C’est bien ce qu’ont compris les présidents de conseils départementaux qui, alertés par l’ouvrage de Victor Castanet, se sont décidés sans plus attendre, à s’assurer que les EHPAD et autres établissements sanitaires et médico-sociaux placés sous leur responsabilité n’étaient pas maltraitants.
Ne disposant pas des ressources en personnel suffisantes pour réaliser ces audits et ces contrôles et ayant fait appel en vain aux ARS pour les suppléer ou au moins les assister dans ces tâches essentielles et urgentes, plusieurs départements ont eu recours à des cabinets privés pour réaliser des audits et pour participer à ces contrôles.
Mais c’est là que l’Etat se réveille. Incapable de mobiliser des moyens pour aider les départements, il fait usage de ses « super pouvoirs de police ». Alerté par les directeurs d’établissements, au moins aussi soucieux de leur tranquillité personnelle que de la régularité des contrôles, le Secrétariat Général des Ministères Sociaux semble vouloir reprocher aux départements d’avoir fait le choix de se faire assister dans leurs missions de contrôle sur les établissements, par des cabinets privés, au motif qu’une collectivité publique ne peut pas déléguer des missions de police qui relèvent de leur pouvoir régalien (CE Ass. 17 juin 1932, p. 595, Commune de Castelnaudary ) .
Ainsi, si l’on comprend bien, les départements ont aujourd’hui le choix entre ne rien faire, et susciter le juste courroux des familles et des médias, ou d’associer des cabinets privés d’audit à leurs contrôles et subir la foudre de l’administration de l’Etat et peut-être pour leurs président et DGS de risquer des sanctions pénales.
Rapport n° 578 (2021-2022), tome I, déposé le 16 mars 2022 Arnaud Bazin, Eliane ASSASSI Jeudi 17 mars 2022, Éliane ASSASSI, rapporteure de la commission d’enquête sur l’influence des cabinets de conseil privés sur les politiques publiques
Inspection Générale des Finances (IGF), Inspection Générale des Affaires Sociales (IGAS), inspection Générale de l’Administration (IGA), inspection Générale de l’Environnement et du Développement Durable ( IGEDD, inspection Générale des Affaires Culturelles (IGAC), Inspection Générale de l’Education, du Sport et de la Recherche (IGESR), Conseil Général de l’Alimentation, de l’Agriculture et des Espaces Ruraux (CGAAER), …

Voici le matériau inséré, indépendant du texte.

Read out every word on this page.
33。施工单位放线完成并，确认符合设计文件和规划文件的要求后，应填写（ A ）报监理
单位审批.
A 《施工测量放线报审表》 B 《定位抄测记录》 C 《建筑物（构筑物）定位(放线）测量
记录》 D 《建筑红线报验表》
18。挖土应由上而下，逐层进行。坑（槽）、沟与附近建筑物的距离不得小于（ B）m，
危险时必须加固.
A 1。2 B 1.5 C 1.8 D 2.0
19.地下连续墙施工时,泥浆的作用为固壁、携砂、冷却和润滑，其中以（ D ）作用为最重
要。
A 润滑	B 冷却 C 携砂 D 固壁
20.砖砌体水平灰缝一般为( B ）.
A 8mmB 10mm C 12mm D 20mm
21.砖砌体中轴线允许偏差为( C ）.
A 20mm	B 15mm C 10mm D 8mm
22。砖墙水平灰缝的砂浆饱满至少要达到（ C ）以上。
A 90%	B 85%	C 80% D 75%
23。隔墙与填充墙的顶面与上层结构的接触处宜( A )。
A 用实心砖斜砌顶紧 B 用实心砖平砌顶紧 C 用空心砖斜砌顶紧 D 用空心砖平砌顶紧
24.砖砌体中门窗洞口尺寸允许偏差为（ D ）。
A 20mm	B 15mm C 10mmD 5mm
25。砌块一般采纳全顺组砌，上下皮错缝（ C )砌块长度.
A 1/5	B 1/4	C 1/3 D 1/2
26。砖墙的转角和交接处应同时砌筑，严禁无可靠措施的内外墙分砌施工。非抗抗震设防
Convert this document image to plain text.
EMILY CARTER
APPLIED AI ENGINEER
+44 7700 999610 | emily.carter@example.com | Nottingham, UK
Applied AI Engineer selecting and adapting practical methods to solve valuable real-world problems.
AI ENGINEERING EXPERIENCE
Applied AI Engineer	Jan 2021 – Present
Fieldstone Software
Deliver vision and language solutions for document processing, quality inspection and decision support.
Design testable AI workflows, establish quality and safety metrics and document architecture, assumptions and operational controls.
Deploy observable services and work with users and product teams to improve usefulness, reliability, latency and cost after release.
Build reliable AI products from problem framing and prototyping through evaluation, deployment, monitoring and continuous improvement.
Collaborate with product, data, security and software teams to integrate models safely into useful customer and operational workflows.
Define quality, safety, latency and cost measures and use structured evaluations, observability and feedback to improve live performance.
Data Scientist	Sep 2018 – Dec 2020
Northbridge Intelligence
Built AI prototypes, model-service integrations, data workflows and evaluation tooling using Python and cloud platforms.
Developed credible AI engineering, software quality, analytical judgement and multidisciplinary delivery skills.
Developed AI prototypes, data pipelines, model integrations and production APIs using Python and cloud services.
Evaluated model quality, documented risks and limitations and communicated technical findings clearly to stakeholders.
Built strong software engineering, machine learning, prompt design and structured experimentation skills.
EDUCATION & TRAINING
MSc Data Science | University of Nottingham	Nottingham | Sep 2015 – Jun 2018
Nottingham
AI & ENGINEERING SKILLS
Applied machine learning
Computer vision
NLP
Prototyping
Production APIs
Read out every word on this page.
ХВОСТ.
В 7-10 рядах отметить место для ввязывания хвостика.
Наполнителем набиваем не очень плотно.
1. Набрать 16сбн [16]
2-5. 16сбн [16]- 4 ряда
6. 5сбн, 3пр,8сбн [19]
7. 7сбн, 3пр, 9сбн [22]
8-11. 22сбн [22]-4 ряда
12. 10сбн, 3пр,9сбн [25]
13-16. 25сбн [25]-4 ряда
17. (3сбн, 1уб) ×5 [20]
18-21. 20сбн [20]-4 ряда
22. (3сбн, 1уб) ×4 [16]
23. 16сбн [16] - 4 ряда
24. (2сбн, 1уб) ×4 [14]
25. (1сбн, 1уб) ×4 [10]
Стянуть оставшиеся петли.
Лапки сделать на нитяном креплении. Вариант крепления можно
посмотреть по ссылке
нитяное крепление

On notera, pour s’en amuser que « Servir » est le nouveau nom de la Revue des anciens élèves de l’ENA depuis la décision de supprimer l’école et de recruter les futurs hauts-fonctionnaires par l’intermédiaire de l’INSP (Institut National du Service Public)
Il résulterait de la lecture combinée des articles L313-13 et L133-2 du code de l’action sociale et des familles que « si le département peut réaliser un contrôle pour ce qui concerne la dépendance et l’aide sociale relevant de sa compétence, seuls des agents départementaux sont habilités pour effectuer lesdits contrôles, sans délégation à un tiers ».